Futoransky was the first recipient of the Carmen Conde Women's Poetry Award in 1984. She was named a Chevalier in the French Ordre des Arts et des Lettres in 1990 and, in 1991, was awarded a Guggenheim Fellowship.

Her writing has been translated into English, French, Hebrew, Portuguese, Italian, Japanese and German. Her works have appeared in the journals Hispamérica, World Fiction, El Universal and Taifa and selected works appeared in the anthologies The House of Memory: Stories by Jewish Women Writers of Latin America and Miriam's Daughters: Jewish Latin American Women Poets.

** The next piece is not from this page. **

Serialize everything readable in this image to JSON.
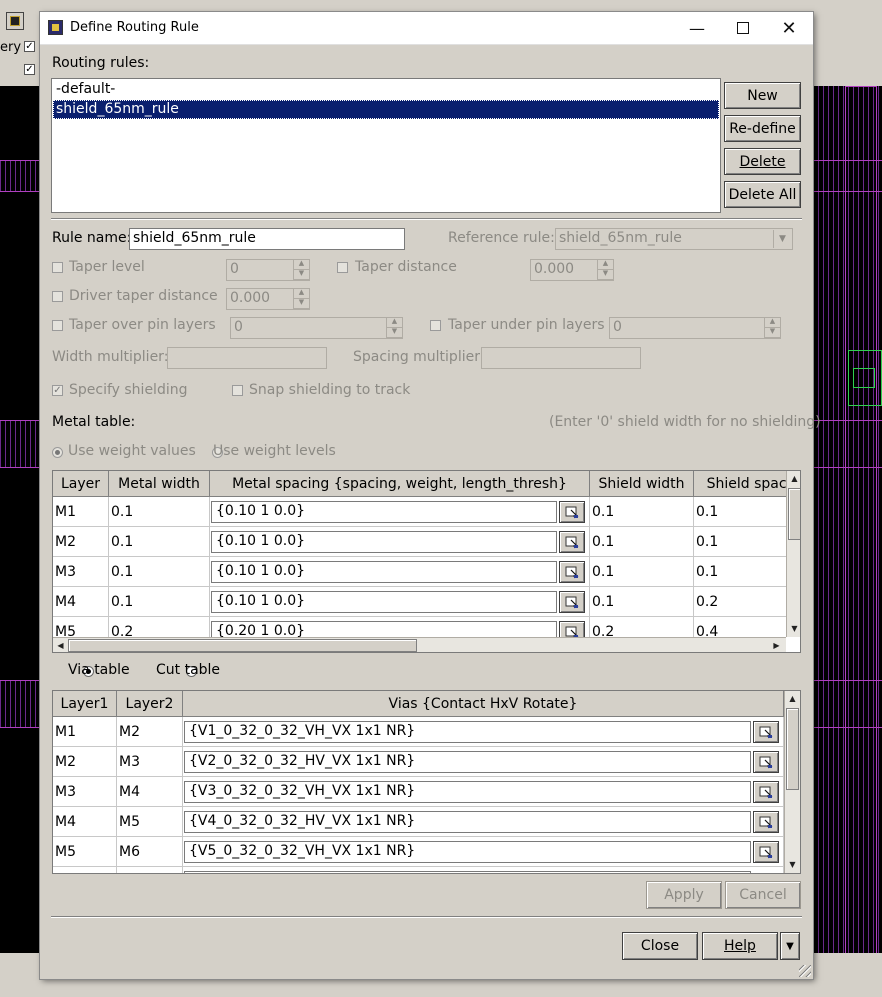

Fluent in Spanish, French, English, Hebrew and Italian, Luisa’s work brings together an incredibly rich array of cultural references inspired by her experiences living in Latin America, Europe and the Far East, which she blends together with distinctive images of home (Argentina). In 1971 she was a member of the International Writing Program from Iowa City, Iowa. She is regularly invited to lecture at prestigious universities in France, Spain, Argentina and United States. Likewise, she is regularly invited as a guest author to international literary festivals. Luisa’s work is often cited in studies of contemporary Argentine women’s writing as well as those dealing with issues of exile, transnational identity, language, contemporary Latin American poetry or Argentine writers in Paris.

==Bibliography==
===Selected works===
- Babel, Babel. Buenos Aires: Ed. La Loca Poesía, 1968 (poetry)
- Lo regado por lo seco. Buenos Aires: Ed. Noé, 1972 (poetry)

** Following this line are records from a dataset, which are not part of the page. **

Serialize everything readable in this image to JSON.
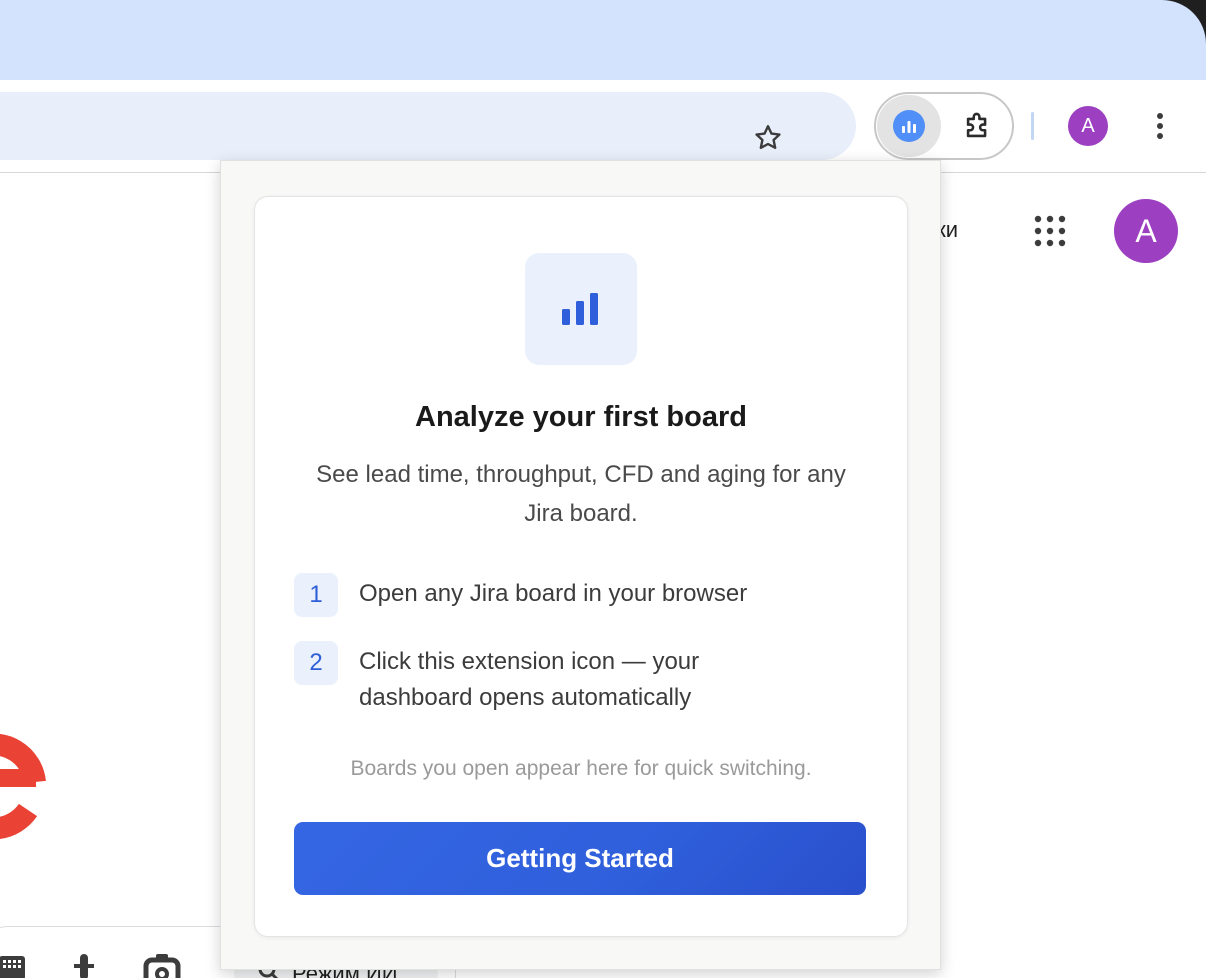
{
  "browser": {
    "profile_initial": "A",
    "icons": {
      "bookmark": "star-outline-icon",
      "extension_active": "bar-chart-icon",
      "extensions": "puzzle-icon",
      "menu": "more-vert-icon"
    }
  },
  "page": {
    "top_link": "нки",
    "profile_initial": "A",
    "bottom_pill_label": "Режим ИИ",
    "icons": [
      "keyboard-icon",
      "microphone-icon",
      "camera-icon",
      "apps-grid-icon"
    ]
  },
  "popup": {
    "title": "Analyze your first board",
    "subtitle": "See lead time, throughput, CFD and aging for any Jira board.",
    "steps": [
      {
        "number": "1",
        "text": "Open any Jira board in your browser"
      },
      {
        "number": "2",
        "text": "Click this extension icon — your dashboard opens automatically"
      }
    ],
    "hint": "Boards you open appear here for quick switching.",
    "cta_label": "Getting Started",
    "colors": {
      "accent": "#2f5fdb",
      "icon_bg": "#eaf0fc",
      "text_primary": "#1a1a1a",
      "text_secondary": "#4a4a4a",
      "hint": "#9a9a9a"
    }
  }
}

- El nombre de los vientos. Zaragoza: Aljafería, 1976 (poetry)
- Partir, digo (To leave, I say), Valencia: Ed. Prometeo, 1982 (poetry)
- Son cuentos chinos (Those are Chinese tales), Madrid: Ed. Albatros, 1983 (novel)

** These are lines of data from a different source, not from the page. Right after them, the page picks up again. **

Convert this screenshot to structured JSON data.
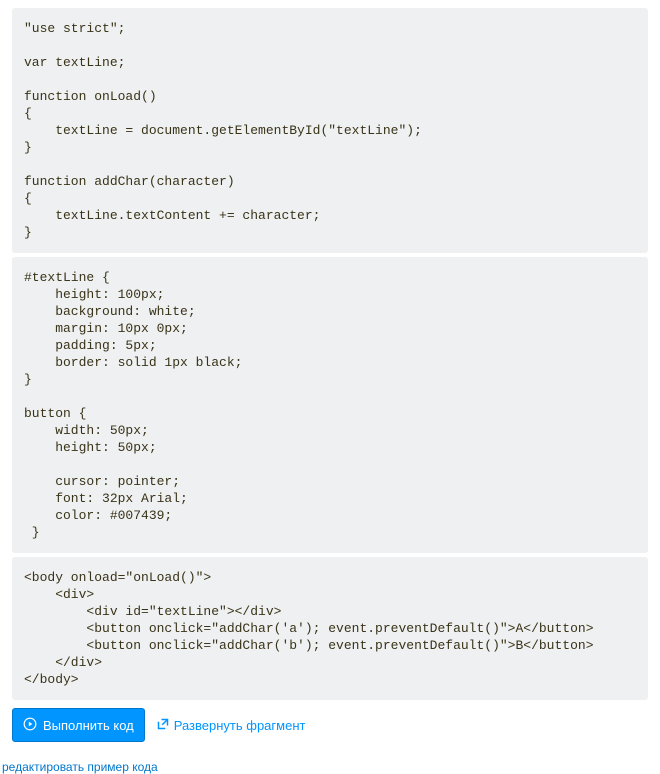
{
  "code_blocks": {
    "js": "\"use strict\";\n\nvar textLine;\n\nfunction onLoad()\n{\n    textLine = document.getElementById(\"textLine\");\n}\n\nfunction addChar(character)\n{\n    textLine.textContent += character;\n}",
    "css": "#textLine {\n    height: 100px;\n    background: white;\n    margin: 10px 0px;\n    padding: 5px;\n    border: solid 1px black;\n}\n\nbutton {\n    width: 50px;\n    height: 50px;\n    \n    cursor: pointer;\n    font: 32px Arial;\n    color: #007439;\n }",
    "html": "<body onload=\"onLoad()\">\n    <div>\n        <div id=\"textLine\"></div>\n        <button onclick=\"addChar('a'); event.preventDefault()\">A</button>\n        <button onclick=\"addChar('b'); event.preventDefault()\">B</button>\n    </div>\n</body>"
  },
  "buttons": {
    "run_label": "Выполнить код",
    "expand_label": "Развернуть фрагмент"
  },
  "links": {
    "edit_label": "редактировать пример кода"
  }
}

- El diván de la puerta dorada, Madrid: Ed. Torremozas, 1984 (poetry), received the Carmen Conde Prize
- De Pe a Pa (From Peking to Paris), Barcelona: Editorial Anagrama, 1986 (novel)
- La sanguina, Barcelona: Ed. Taifa, 1987 (poetry)
- Urracas (Magpies), Buenos Aires: Planeta, 1992 (novel)
- La parca, enfrente, Buenos Aires: Libros de Tierra Firme, 1995 (poetry)
- Cortezas y fulgores, Albacete: Editorial Barcarola, 1997 (poetry)
- De dónde son las palabras, Barcelona: Plaza & Janés, 1998 (poetry)
- París, desvelos y quebrantos, New York: Pen Press, 2000 (poetry)
- Estuarios, Buenos Aires: Ediciones del Mate, 2001 (poetry)
- Prender de gajo, Madrid: Editorial Calambur, 2006 (poetry)
- Inclinaciones, Buenos Aires: Editorial Leviatán, 2006 (poetry)
- Seqüana Barrosa, Jerez: EH, 2007 (poetry)
- El Formosa, Buenos Aires: Leviatán, 2010 (novel)
- 23:53 - Noveleta, Buenos Aires: Leviatán, 2013 (novel)
- Ortigas (Nettles), Buenos Aires: Leviatán, 2014 (poetry)
- Marchar de día, Buenos Aires: Editorial Leviatán, 2017 (poetry)
- Humus, humus, Buenos Aires: Editorial Leviatán, 2020 (poetry)

===Translations===
- The Duration of the Voyage. Selected Poems. Edited & translated by Jason Weiss. San Diego: Junction Press, 1997
- Nettles. Translated by Philippa Pag. London: Shearsman, 2016

===Translations into Spanish of other authors' poetry===
- Sol Negro, Aco Šopov, poeta macedonio, en colaboración con Jasmina Šopova. 2011. Editorial Leviatán, Bs As.
- Poesía contemporánea en lengua hebrea - Antología 2012, Libros del aire, Madrid. Traducción del hebreo por Luisa Futoransky y Marta Teitelbaum.